Doch bei der AfD geht es jetzt schon, nach dem Erringen des ersten Teilsieges, drunter und drüber. Jetzt kontert die geschasste, ehemalige Landessprecherin der AfD Schleswig-Holstein, Doris v. Sayn-Wittgenstein mit einer Strafanzeige gegen Mitglieder des AfD-Bundesvorstandes. Gestern wurde die Anzeige wegen Nötigung und Verleumdung bei der Staatsanwaltschaft Berlin eingereicht.
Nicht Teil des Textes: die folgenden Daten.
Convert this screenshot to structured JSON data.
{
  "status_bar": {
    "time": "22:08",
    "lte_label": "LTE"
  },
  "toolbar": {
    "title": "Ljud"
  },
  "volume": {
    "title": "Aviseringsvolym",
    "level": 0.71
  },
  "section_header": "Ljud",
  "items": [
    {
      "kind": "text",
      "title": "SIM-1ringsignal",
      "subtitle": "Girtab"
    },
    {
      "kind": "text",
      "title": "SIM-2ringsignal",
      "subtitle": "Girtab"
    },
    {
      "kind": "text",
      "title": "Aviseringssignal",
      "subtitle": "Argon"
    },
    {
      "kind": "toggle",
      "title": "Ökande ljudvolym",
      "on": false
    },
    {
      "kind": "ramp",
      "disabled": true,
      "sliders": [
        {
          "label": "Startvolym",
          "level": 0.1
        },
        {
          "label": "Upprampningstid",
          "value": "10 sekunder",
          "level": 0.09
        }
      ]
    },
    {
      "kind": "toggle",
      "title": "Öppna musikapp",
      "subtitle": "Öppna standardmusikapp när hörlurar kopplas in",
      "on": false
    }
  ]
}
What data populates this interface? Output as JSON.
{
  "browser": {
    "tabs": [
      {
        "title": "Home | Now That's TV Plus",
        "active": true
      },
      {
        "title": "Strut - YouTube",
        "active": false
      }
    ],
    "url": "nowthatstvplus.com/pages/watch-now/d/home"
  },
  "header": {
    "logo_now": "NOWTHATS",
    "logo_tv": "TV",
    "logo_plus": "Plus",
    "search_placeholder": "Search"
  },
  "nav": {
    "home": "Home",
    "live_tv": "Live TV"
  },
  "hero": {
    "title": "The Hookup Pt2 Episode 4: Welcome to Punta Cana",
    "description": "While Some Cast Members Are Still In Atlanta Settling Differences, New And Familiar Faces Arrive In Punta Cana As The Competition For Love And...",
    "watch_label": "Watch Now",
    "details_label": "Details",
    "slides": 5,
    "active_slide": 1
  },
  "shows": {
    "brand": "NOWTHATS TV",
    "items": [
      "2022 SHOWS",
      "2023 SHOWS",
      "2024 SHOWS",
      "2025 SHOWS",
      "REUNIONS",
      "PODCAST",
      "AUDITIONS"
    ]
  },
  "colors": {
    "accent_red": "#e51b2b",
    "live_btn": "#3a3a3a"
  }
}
Auf Ihrem Facebook-Profil kommentiert sie diesen Vorgang wie folgt:

„Dem Bundesvorstand wirft v. Sayn-Wittgenstein vor, er nutze zwei Versionen einer eidesstattlichen Versicherung, um ihr strafbares Verhalten anzulasten und scheue auch nicht davor zurück, den Landesvorstand Schleswig-Holstein in strafbarer Weise unter Druck zu setzen, um sie aus der Partei zu entfernen.

Der Bundesvorstand hatte in einer Pressemeldung vom 17.12.2018 erklärt, er habe v. Sayn-Wittgenstein vor dem Hintergrund „mutmaßlich strafrechtlicher Vorgänge“ von der Ausübung ihrer Rechte, d.h. auch von der Ausübung ihrer Parteiämter, ausgeschlossen. Mittlerweile hat die Staatsanwaltschaft Kiel davon abgesehen, mangels tatsächlicher Anhaltspunkte überhaupt ein Ermittlungsverfahren zu eröffnen.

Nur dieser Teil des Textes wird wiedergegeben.